External Dependencies & Development
The framework automatically downloads HiveMQ 4.0.2 and Java 11.0.2 from their respective sources defined in resource.json. The service will fail if one of these is not available any more.
Because these external dependencies need to be downloaded every time a node is started, development can be sped up by downloading them to the cluster's artifact storage (probably minio) and replacing the URLs in resource.json.
If you plan to continue working on the scheduler, it might be worth compiling the scheduler locally (instead of in a Docker
dcosdev build java). To do that, install a compatible Java (openjdk8) and Gradle (4.8) version and run
gradle check DistZip in /framework/java/scheduler. When building locally, all dependencies will be downloaded only once
instead of every time a build is started in Docker.

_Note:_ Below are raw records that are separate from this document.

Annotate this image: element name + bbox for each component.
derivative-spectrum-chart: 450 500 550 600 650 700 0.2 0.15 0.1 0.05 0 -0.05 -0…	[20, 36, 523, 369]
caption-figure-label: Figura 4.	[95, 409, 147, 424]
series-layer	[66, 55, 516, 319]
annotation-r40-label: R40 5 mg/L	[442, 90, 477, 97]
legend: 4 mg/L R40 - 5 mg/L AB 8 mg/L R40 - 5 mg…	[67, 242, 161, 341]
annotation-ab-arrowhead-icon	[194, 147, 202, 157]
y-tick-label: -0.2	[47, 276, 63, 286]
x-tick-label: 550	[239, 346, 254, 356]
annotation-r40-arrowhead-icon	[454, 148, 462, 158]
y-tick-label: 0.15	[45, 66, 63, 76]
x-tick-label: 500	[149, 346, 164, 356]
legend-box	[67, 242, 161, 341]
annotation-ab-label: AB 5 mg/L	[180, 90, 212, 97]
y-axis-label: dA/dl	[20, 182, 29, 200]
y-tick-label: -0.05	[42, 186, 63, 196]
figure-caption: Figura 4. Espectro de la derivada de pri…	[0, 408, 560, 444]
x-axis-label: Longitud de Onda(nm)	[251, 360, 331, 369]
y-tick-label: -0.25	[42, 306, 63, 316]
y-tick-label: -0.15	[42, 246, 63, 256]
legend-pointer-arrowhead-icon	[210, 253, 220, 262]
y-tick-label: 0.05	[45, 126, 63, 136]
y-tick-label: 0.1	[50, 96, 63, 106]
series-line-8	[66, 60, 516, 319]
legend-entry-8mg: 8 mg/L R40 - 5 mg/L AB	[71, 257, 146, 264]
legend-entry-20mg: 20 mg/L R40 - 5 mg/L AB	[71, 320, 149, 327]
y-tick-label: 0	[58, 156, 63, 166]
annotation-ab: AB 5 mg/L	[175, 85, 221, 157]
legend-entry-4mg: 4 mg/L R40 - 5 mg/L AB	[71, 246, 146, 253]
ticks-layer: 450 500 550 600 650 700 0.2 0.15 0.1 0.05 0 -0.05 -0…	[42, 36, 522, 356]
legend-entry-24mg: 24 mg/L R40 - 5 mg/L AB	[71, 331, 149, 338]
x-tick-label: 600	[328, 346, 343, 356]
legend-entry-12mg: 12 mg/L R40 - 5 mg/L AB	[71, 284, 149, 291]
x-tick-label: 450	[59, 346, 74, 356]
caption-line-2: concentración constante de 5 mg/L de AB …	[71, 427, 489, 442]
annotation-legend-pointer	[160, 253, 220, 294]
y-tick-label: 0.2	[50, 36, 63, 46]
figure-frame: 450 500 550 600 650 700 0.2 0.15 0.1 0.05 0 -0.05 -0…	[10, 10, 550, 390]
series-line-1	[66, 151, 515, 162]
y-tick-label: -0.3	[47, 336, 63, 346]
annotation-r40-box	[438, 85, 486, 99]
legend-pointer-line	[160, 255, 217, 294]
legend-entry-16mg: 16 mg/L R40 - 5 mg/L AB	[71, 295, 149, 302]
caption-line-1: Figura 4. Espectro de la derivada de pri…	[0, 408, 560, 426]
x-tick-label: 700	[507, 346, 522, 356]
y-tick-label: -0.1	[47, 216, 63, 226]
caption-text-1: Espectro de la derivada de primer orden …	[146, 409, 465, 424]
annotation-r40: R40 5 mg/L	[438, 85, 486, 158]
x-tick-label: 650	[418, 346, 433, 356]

For cluster discovery the DC/OS Cluster discovery plugin from here is used. It does not require any configuration, as it reads the location of the scheduler from the task environment and calls the scheduler /endpoints endpoint directly, which is automatically exposed. All discovery ports and IP addresses are read and returned to HiveMQ. That means, every node could expose the cluster discovery on a random port and they would still find each other. Currently the cluster discovery port is defined by the user for all nodes. If you struggle to find a port that is open on all nodes, you can set the discovery port to 0 to generate a random port.
The operation as a cluster can be disabled, which will result in multiple individual HiveMQ servers that are not connected. This is not recommended as there is no redundancy or failsafe. If you need multiple independent HiveMQs, you can create multiple clusters as well. If you do so, please make sure that you change the ports of the second cluster or enable the virtual network if you want to run multiple instances on the same DC/OS nodes.
This framework is based on the DC/OS SDK and was developed using dcosdev. Thanks to Mesosphere for providing these tools.
This project is currently not associated with dc-square, the makers of HiveMQ.
This software is provided as-is. Use at your own risk.